Are you a critical thinker? I have a simple test for you. No, it is not a riddle involving a dead guy hanging in an empty room locked from the inside. (He was standing on a block of ice) The way to test whether you are a critical thinker is even easer then that. Have you ever heard of the following terms: a straw man argument, moving the goal posts, the Barnum effect, confirmation bias, Occam’s razor, false dichotomy, or an argument from final consequence?

If you have ever said you are a critical thinker and are not familiar with at least some of these terms, then the chances are, you are just talking out of your ass. (It’s ok. I do it all the time.) But to be clear, a person who calls himself a critical thinker and is not familiar with at least some of these terms is like a guy who calls himself a Christian but has never heard of that Jesus guy.

Wednesday, January 13, 2010


When someone says to me “You cannot prove there is no God,” I agree with him whole hardy. Why do I bring this up? Partially because I’m writing drunk again, but also, because someone wrote me and said my “Lex Luthor” post was a poor argument against the existence of God.

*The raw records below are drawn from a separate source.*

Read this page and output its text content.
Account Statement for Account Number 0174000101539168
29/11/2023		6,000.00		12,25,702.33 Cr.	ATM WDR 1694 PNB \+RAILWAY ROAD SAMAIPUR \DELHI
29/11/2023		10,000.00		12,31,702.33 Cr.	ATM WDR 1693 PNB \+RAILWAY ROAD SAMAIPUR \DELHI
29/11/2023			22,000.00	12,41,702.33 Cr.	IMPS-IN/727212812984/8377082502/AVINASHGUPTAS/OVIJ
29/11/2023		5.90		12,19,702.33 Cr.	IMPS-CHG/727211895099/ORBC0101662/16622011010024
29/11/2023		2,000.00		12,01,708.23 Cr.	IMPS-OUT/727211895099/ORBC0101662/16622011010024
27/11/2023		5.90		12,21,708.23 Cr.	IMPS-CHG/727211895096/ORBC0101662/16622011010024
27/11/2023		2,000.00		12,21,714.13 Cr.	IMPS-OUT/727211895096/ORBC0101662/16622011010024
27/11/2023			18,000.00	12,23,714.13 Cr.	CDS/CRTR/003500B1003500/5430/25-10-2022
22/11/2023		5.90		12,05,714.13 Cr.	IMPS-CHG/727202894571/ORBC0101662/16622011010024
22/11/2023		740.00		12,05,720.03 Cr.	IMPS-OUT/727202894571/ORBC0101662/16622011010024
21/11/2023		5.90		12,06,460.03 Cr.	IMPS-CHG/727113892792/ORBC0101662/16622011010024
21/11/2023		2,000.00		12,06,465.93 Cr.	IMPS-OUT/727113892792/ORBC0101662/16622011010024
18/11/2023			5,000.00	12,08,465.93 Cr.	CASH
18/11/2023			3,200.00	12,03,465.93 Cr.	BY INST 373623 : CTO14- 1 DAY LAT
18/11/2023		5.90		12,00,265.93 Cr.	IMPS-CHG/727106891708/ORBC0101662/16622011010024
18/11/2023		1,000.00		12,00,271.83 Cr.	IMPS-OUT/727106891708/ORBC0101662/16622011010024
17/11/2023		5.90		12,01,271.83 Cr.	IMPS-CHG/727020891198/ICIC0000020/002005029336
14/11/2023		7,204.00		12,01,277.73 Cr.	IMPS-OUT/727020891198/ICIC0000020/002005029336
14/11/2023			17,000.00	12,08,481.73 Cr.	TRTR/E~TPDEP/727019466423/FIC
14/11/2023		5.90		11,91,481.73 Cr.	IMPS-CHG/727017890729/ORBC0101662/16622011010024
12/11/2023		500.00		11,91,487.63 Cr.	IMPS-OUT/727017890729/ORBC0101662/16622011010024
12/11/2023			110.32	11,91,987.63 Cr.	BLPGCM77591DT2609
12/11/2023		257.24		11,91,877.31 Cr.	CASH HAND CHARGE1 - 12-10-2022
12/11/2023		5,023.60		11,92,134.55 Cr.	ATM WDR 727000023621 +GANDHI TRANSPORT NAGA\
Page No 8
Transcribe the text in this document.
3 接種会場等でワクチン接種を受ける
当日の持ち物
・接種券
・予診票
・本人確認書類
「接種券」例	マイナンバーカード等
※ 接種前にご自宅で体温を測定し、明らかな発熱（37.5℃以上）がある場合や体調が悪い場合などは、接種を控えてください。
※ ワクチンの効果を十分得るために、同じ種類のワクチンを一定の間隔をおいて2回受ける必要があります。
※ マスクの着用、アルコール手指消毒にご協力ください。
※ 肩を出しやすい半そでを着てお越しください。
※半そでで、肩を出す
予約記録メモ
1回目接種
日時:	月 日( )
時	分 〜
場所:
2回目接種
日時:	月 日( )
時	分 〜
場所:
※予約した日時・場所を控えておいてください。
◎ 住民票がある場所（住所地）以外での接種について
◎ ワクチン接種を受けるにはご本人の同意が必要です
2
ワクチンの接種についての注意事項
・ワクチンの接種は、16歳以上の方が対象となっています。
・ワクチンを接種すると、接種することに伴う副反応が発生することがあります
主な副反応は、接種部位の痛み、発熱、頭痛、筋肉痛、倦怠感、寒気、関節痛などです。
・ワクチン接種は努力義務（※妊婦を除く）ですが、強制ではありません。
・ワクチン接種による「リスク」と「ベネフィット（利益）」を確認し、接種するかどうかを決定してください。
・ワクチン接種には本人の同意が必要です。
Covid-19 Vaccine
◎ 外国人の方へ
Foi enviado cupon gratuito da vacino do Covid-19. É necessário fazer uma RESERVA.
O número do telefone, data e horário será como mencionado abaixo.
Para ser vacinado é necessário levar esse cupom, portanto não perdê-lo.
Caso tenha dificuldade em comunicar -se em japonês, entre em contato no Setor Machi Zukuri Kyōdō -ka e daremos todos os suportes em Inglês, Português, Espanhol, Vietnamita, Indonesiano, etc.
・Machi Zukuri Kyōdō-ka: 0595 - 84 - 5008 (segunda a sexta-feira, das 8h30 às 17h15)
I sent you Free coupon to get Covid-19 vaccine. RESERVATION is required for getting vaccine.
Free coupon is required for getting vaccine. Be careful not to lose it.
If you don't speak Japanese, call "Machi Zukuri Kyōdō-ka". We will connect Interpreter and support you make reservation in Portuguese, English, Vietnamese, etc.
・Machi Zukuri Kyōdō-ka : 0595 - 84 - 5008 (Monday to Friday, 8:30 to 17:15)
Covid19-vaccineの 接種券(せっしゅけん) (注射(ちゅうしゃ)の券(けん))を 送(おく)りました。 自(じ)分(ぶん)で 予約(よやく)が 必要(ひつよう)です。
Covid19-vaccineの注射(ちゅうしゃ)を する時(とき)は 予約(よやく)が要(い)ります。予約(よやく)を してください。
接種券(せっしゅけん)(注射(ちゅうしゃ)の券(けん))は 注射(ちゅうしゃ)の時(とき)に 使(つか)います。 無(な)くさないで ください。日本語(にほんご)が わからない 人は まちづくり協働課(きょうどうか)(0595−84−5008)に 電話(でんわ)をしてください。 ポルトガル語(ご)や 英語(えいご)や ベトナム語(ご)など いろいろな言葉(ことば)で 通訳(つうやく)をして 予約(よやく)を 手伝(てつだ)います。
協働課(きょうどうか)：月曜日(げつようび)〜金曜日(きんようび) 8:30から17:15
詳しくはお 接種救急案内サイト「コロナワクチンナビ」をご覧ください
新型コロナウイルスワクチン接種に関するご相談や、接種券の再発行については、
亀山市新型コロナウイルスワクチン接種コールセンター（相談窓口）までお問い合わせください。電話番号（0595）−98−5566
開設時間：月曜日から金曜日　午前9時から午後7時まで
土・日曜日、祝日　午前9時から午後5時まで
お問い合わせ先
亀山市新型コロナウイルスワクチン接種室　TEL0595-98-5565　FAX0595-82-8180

I am sorry the piece was unclear. It was not intended to disprove God. Believe me if I were setting my sights on God I wouldn’t bring up a comic book character. I might mention drowning children in tsunamis, but hey, I’m silly that way.

As brilliant as I imagine I am (usually directly correlated to how much wine I’ve consumed), I still would not be able to prove there is no God - because I cannot prove a negative. I cannot prove there are no blue polar bears, either.

In order to prove there are no blue polar bears, I would have to track down every polar bear in the world and hold a color chip up against his fur. Not only would this be logistically imposable (and dangerous), it still would not prove there were no blue polar bears. There would always be some schmuck who could say, I might have missed a bear, and he would be right.